Background/Purpose: Systemic lupus erythematosus (SLE) therapies include non-steroidal anti-inflammatory drugs, antimalarials, systemic immunosuppressants, and biologics with corticosteroids as necessary. The majority of these current therapies are only partially effective in disease control. Despite treatment, patients may experience flares of disease activity, which can lead to progressive end-organ damage. Severe flares may require intensive immunosuppression, including with high-dose corticosteroids, with risk including end-organ damage. The objective was to understand the unmet need in SLE by quantifying use of high-dose (≥40mg/day) corticosteroids and determining factors associated with its use.
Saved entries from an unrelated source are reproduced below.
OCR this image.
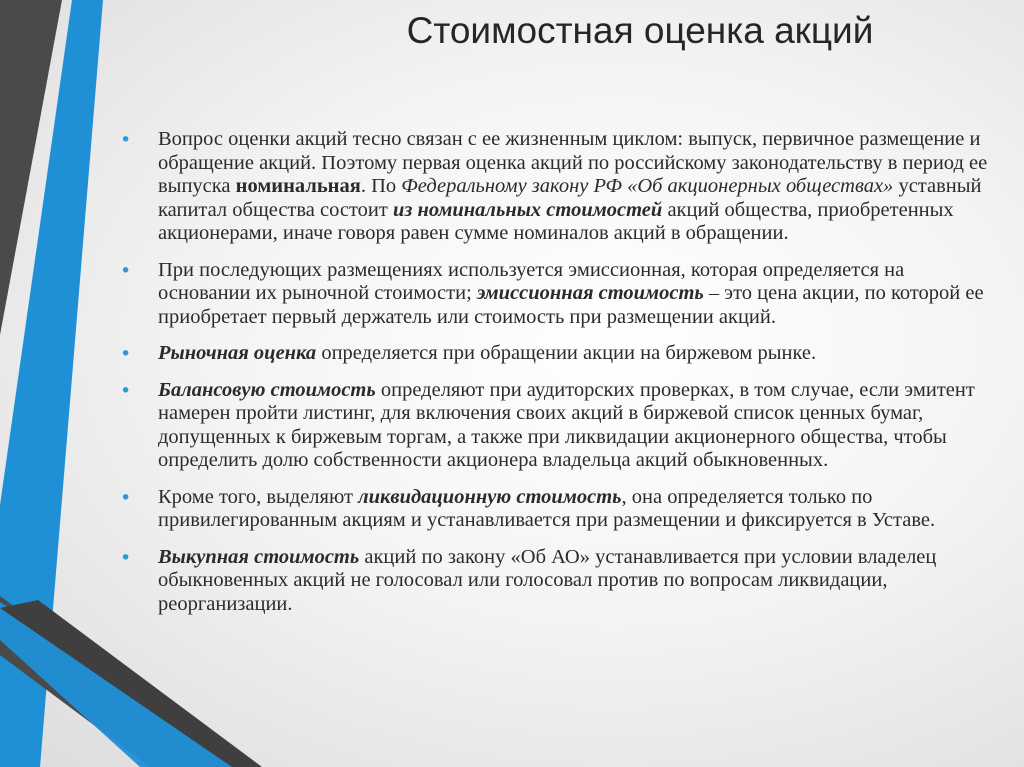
Стоимостная оценка акций
• Вопрос оценки акций тесно связан с ее жизненным циклом: выпуск, первичное размещение и обращение акций. Поэтому первая оценка акций по российскому законодательству в период ее выпуска номинальная. По Федеральному закону РФ «Об акционерных обществах» уставный капитал общества состоит из номинальных стоимостей акций общества, приобретенных акционерами, иначе говоря равен сумме номиналов акций в обращении.
• При последующих размещениях используется эмиссионная, которая определяется на основании их рыночной стоимости; эмиссионная стоимость – это цена акции, по которой ее приобретает первый держатель или стоимость при размещении акций.
• Рыночная оценка определяется при обращении акции на биржевом рынке.
• Балансовую стоимость определяют при аудиторских проверках, в том случае, если эмитент намерен пройти листинг, для включения своих акций в биржевой список ценных бумаг, допущенных к биржевым торгам, а также при ликвидации акционерного общества, чтобы определить долю собственности акционера владельца акций обыкновенных.
• Кроме того, выделяют ликвидационную стоимость, она определяется только по привилегированным акциям и устанавливается при размещении и фиксируется в Уставе.
• Выкупная стоимость акций по закону «Об АО» устанавливается при условии владелец обыкновенных акций не голосовал или голосовал против по вопросам ликвидации, реорганизации.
Methods: This study utilized the Truven Marketscan® commercial claims database. Patients were indexed on first use of antimalarial, oral immunosuppressant or biologic during 2012-2013 (first use determined based on no claims for the 3 drug classes during the 1-year pre-index). Included patients had 2 recorded SLE diagnoses, were 18-50 years of age and had continuous medical and prescription enrollment from baseline through the 2-year follow-up. Patients with other pre-specified autoimmune disorders or cancers during the study period (baseline through follow-up) were excluded. During follow-up, fill of at least 1 high-dose corticosteroid prescription was assessed and associative logistic regression modeling performed.
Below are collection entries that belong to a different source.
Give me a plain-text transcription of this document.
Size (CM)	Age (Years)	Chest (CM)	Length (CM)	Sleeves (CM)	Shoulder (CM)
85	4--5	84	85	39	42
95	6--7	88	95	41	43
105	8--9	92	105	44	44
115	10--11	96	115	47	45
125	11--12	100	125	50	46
Results: 1,401 patients (93% female; mean age 38.4 years) met the study criteria; 79% were indexed on an antimalarial, 15% on an oral immunosuppressive, 1% on a biologic and 5% on a combination of at least 2 of the aforementioned classes. 16% patients received a diagnosis code for nephritis or chronic kidney disease (CKD), 3% for myocarditis or pericarditis, and 13% for thrombocytopenia or leukopenia.  During baseline, 56% of patients had at least 1 visit to a rheumatologist and 13% filled at least 1 high-dose corticosteroid prescription.  During follow-up, 22% of patients had at least 1 high-dose corticosteroid prescription. Factors significantly associated (p<0.05) with high-dose corticosteroids during follow-up included: baseline rheumatologist visit (OR=0.62; 95% CI=0.47-0.82), number of SLE medication classes received during follow-up (OR=1.85, 95% CI=1.36-2.51), receipt of high dose corticosteroid during baseline (OR=5.21, 95% CI=3.60-7.53), nephritis or CKD (OR=1.85, 95% CI=1.29-2.64), myocarditis/pericarditis (OR=3.38, 95% CI=1.75-6.55), and thrombocytopenia/leukopenia (OR=1.70, 95% CI=1.17-2.48).
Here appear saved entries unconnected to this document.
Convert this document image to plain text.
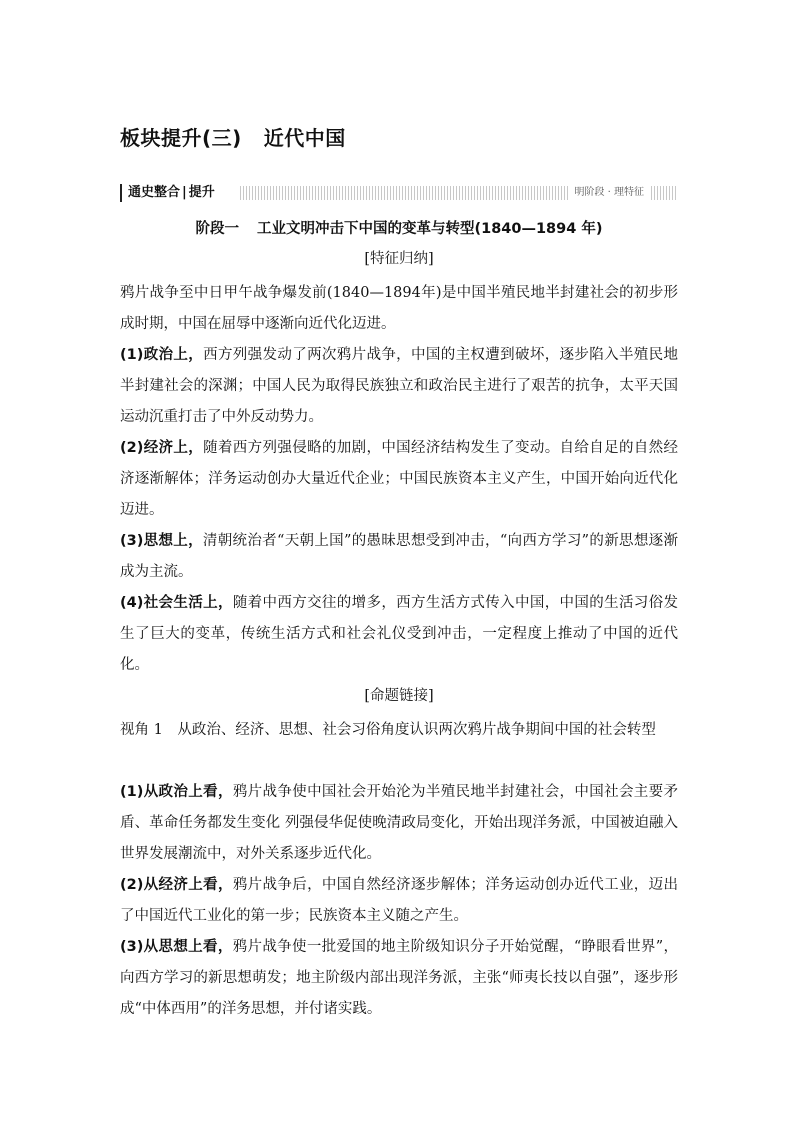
板块提升(三) 近代中国
通史整合 | 提升	明阶段 · 理特征

阶段一 工业文明冲击下中国的变革与转型(1840—1894 年)

[特征归纳]

鸦片战争至中日甲午战争爆发前(1840—1894年)是中国半殖民地半封建社会的初步形成时期，中国在屈辱中逐渐向近代化迈进。

(1)政治上，西方列强发动了两次鸦片战争，中国的主权遭到破坏，逐步陷入半殖民地半封建社会的深渊；中国人民为取得民族独立和政治民主进行了艰苦的抗争，太平天国运动沉重打击了中外反动势力。

(2)经济上，随着西方列强侵略的加剧，中国经济结构发生了变动。自给自足的自然经济逐渐解体；洋务运动创办大量近代企业；中国民族资本主义产生，中国开始向近代化迈进。

(3)思想上，清朝统治者“天朝上国”的愚昧思想受到冲击，“向西方学习”的新思想逐渐成为主流。

(4)社会生活上，随着中西方交往的增多，西方生活方式传入中国，中国的生活习俗发生了巨大的变革，传统生活方式和社会礼仪受到冲击，一定程度上推动了中国的近代化。

[命题链接]

视角 1　从政治、经济、思想、社会习俗角度认识两次鸦片战争期间中国的社会转型

(1)从政治上看，鸦片战争使中国社会开始沦为半殖民地半封建社会，中国社会主要矛盾、革命任务都发生变化 列强侵华促使晚清政局变化，开始出现洋务派，中国被迫融入世界发展潮流中，对外关系逐步近代化。

(2)从经济上看，鸦片战争后，中国自然经济逐步解体；洋务运动创办近代工业，迈出了中国近代工业化的第一步；民族资本主义随之产生。

(3)从思想上看，鸦片战争使一批爱国的地主阶级知识分子开始觉醒，“睁眼看世界”，向西方学习的新思想萌发；地主阶级内部出现洋务派，主张“师夷长技以自强”，逐步形成“中体西用”的洋务思想，并付诸实践。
Conclusion: A number of baseline factors were associated with high-dose corticosteroid treatment during the follow-up period; one notable factor is the high percentage of patients using high-dose corticosteroids (≥40 mg/day). This indicates that important subsets of patients experience inadequate disease control with current therapies. This study reveals high-dose corticosteroid use is prevalent in SLE management broadly, underscoring the unmet need in this population.